Central Michigan offers 47 various undergraduate, graduate and doctoral programs, and concentrations, and more than 100 online classes, according to Lindsay Karmanowski, assistant director of enrollment at the Grand Rapids campus.

“Central Michigan University started offering off-campus courses since the 1970s to meet the needs of a nontraditional campus student and service the educational needs of the military population,” Karmanowski said.

The number of undergraduate and graduate students enrolled at Central Michigan in the fall of 2017 fell compared to the year before. In the fall of 2016, 24,445 students enrolled in classes; however, in the fall of 2017, only 23,335 students enrolled.

Nevertheless, enrollment for online classes increased. In the fall of 2016, there were 7,385 students enrolled, and the next fall, that number increased to 8,038 students.

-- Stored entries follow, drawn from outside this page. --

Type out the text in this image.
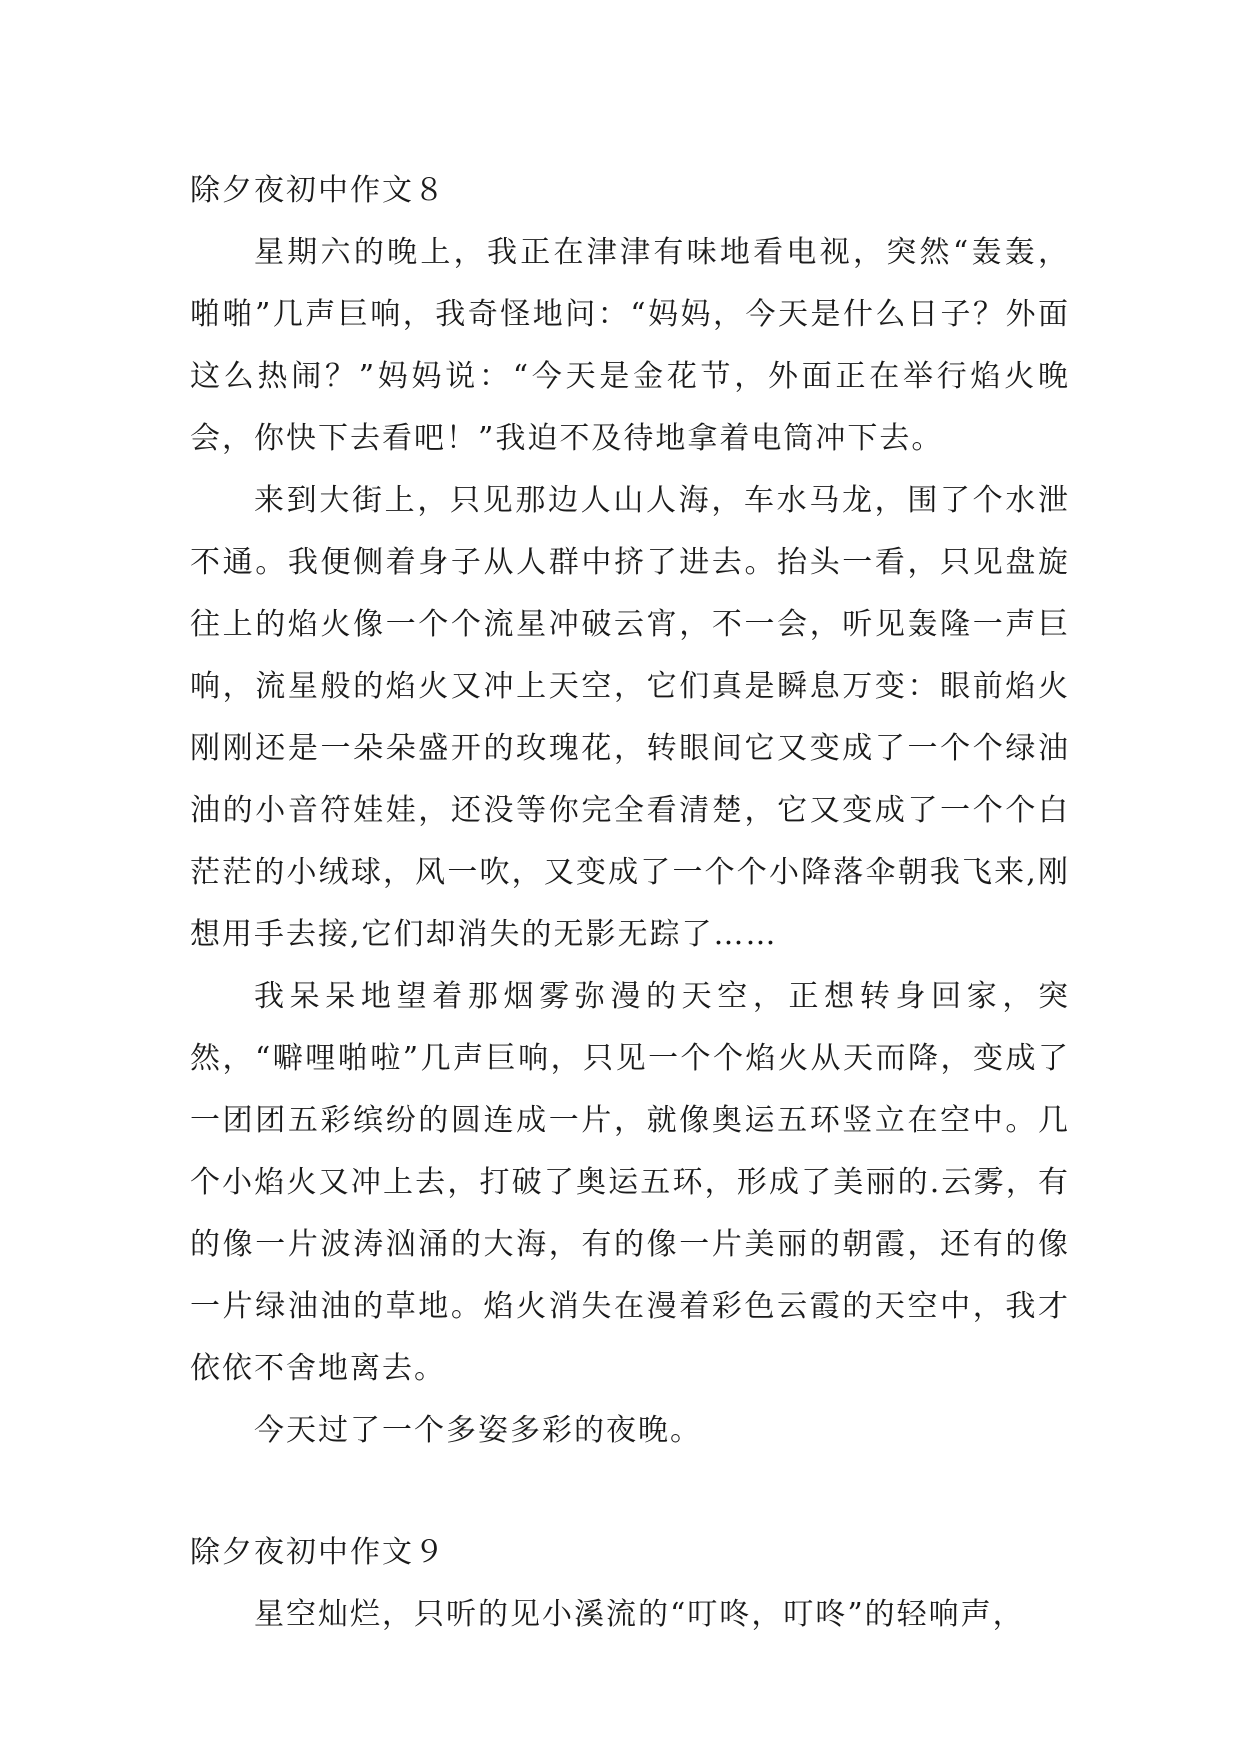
除夕夜初中作文８

星期六的晚上，我正在津津有味地看电视，突然“轰轰，啪啪”几声巨响，我奇怪地问：“妈妈，今天是什么日子？外面这么热闹？”妈妈说：“今天是金花节，外面正在举行焰火晚会，你快下去看吧！”我迫不及待地拿着电筒冲下去。

来到大街上，只见那边人山人海，车水马龙，围了个水泄不通。我便侧着身子从人群中挤了进去。抬头一看，只见盘旋往上的焰火像一个个流星冲破云宵，不一会，听见轰隆一声巨响，流星般的焰火又冲上天空，它们真是瞬息万变：眼前焰火刚刚还是一朵朵盛开的玫瑰花，转眼间它又变成了一个个绿油油的小音符娃娃，还没等你完全看清楚，它又变成了一个个白茫茫的小绒球，风一吹，又变成了一个个小降落伞朝我飞来,刚想用手去接,它们却消失的无影无踪了……

我呆呆地望着那烟雾弥漫的天空，正想转身回家，突然，“噼哩啪啦”几声巨响，只见一个个焰火从天而降，变成了一团团五彩缤纷的圆连成一片，就像奥运五环竖立在空中。几个小焰火又冲上去，打破了奥运五环，形成了美丽的.云雾，有的像一片波涛汹涌的大海，有的像一片美丽的朝霞，还有的像一片绿油油的草地。焰火消失在漫着彩色云霞的天空中，我才依依不舍地离去。

今天过了一个多姿多彩的夜晚。

除夕夜初中作文９

星空灿烂，只听的见小溪流的“叮咚，叮咚”的轻响声，
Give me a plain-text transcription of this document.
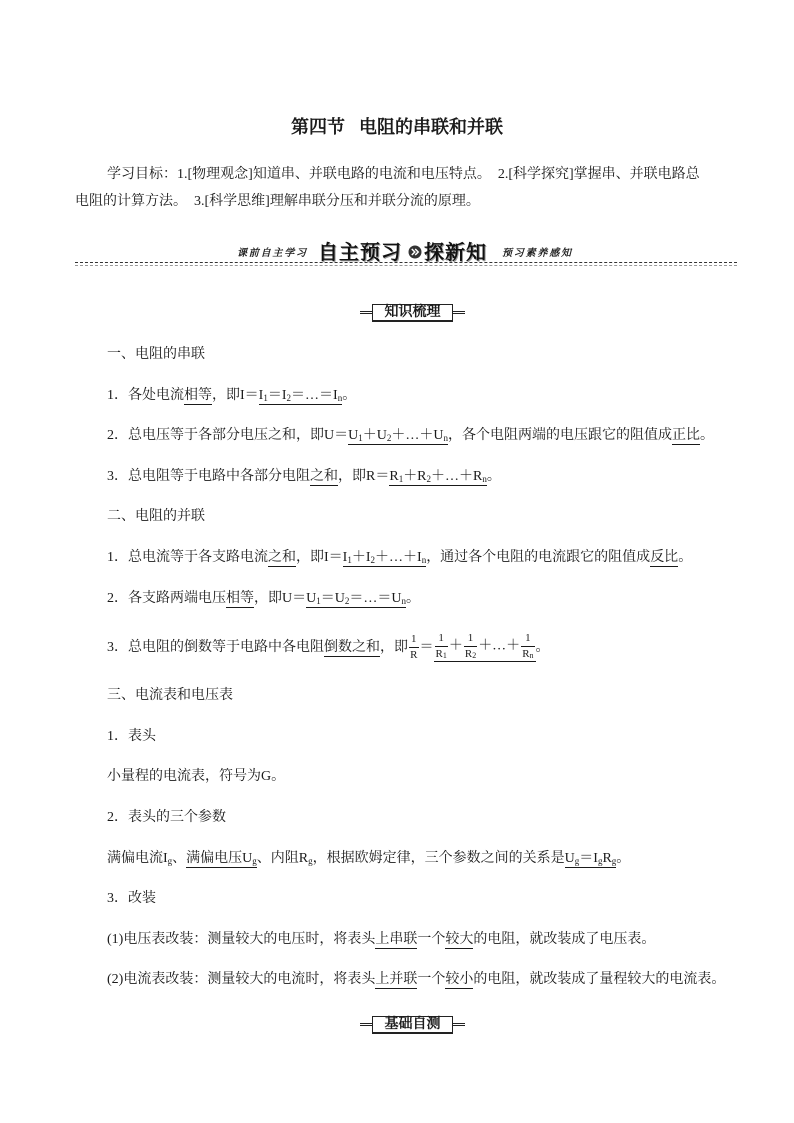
第四节 电阻的串联和并联
学习目标：1.[物理观念]知道串、并联电路的电流和电压特点。　2.[科学探究]掌握串、并联电路总
电阻的计算方法。　3.[科学思维]理解串联分压和并联分流的原理。
课前自主学习 自主预习 探新知 预习素养感知
知识梳理
一、电阻的串联
1．各处电流相等，即$I=I_1=I_2=\dots=I_n$。
2．总电压等于各部分电压之和，即$U=U_1+U_2+\dots+U_n$，各个电阻两端的电压跟它的阻值成正比。
3．总电阻等于电路中各部分电阻之和，即$R=R_1+R_2+\dots+R_n$。
二、电阻的并联
1．总电流等于各支路电流之和，即$I=I_1+I_2+\dots+I_n$，通过各个电阻的电流跟它的阻值成反比。
2．各支路两端电压相等，即$U=U_1=U_2=\dots=U_n$。
3．总电阻的倒数等于电路中各电阻倒数之和，即 $\frac{1}{R} = \frac{1}{R_1} + \frac{1}{R_2}$ ＋…＋ $\frac{1}{R_n}$ 。
三、电流表和电压表
1．表头
小量程的电流表，符号为G。
2．表头的三个参数
满偏电流$I_g$、满偏电压$U_g$、内阻$R_g$，根据欧姆定律，三个参数之间的关系是$U_g=I_gR_g$。
3．改装
(1)电压表改装：测量较大的电压时，将表头上串联一个较大的电阻，就改装成了电压表。
(2)电流表改装：测量较大的电流时，将表头上并联一个较小的电阻，就改装成了量程较大的电流表。
基础自测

According to the National Student Clearinghouse Research Center, institutions across the country have been seeing a decline in postsecondary enrollment.

During the 2012-13 school year, 39,301,575 students enrolled in higher educational institutions. The data are based on institutions’ submissions of its enrollment data to the research center that accounts for over 96 percent of enrollments in the U.S.

The latest data posted by NSCRC shows 37,081,463 students enrolled in postsecondary institutions for the 2016-17 school year.

In the state of Michigan, the research center reported 1,091,143 enrolled in classes on campus in 2015-16, but in 2016-17, there were 1,045,528 students enrolled.

Despite an overall decline in postsecondary enrollment, enrollment in online classes has been increasing for over a decade nationally.

Some students who register for classes in traditional classrooms take at least one online class, while there are some students who solely take online classes.

At Hope College in Holland, the average age of students who enroll in online classes is 22.8 years old. Jennifer Fellinger, Hope’s vice president of public affairs and marketing, said the college started offering online classes in 2006.

“We saw that there was student interest for online courses, and we had a faculty member who was willing to oversee the process and train other faculty members on how to convert a traditionally taught course to an online course while maintaining academic integrity and rigor,” Fellinger said.

Online classes at Hope College are offered during the summer for three terms — each term is four weeks long — in May, June and July. In 2017, the summer terms had 774 total students enrolled, 490 of which were enrolled in online classes. In the summer of 2016, however, the number of students enrolled online was 479.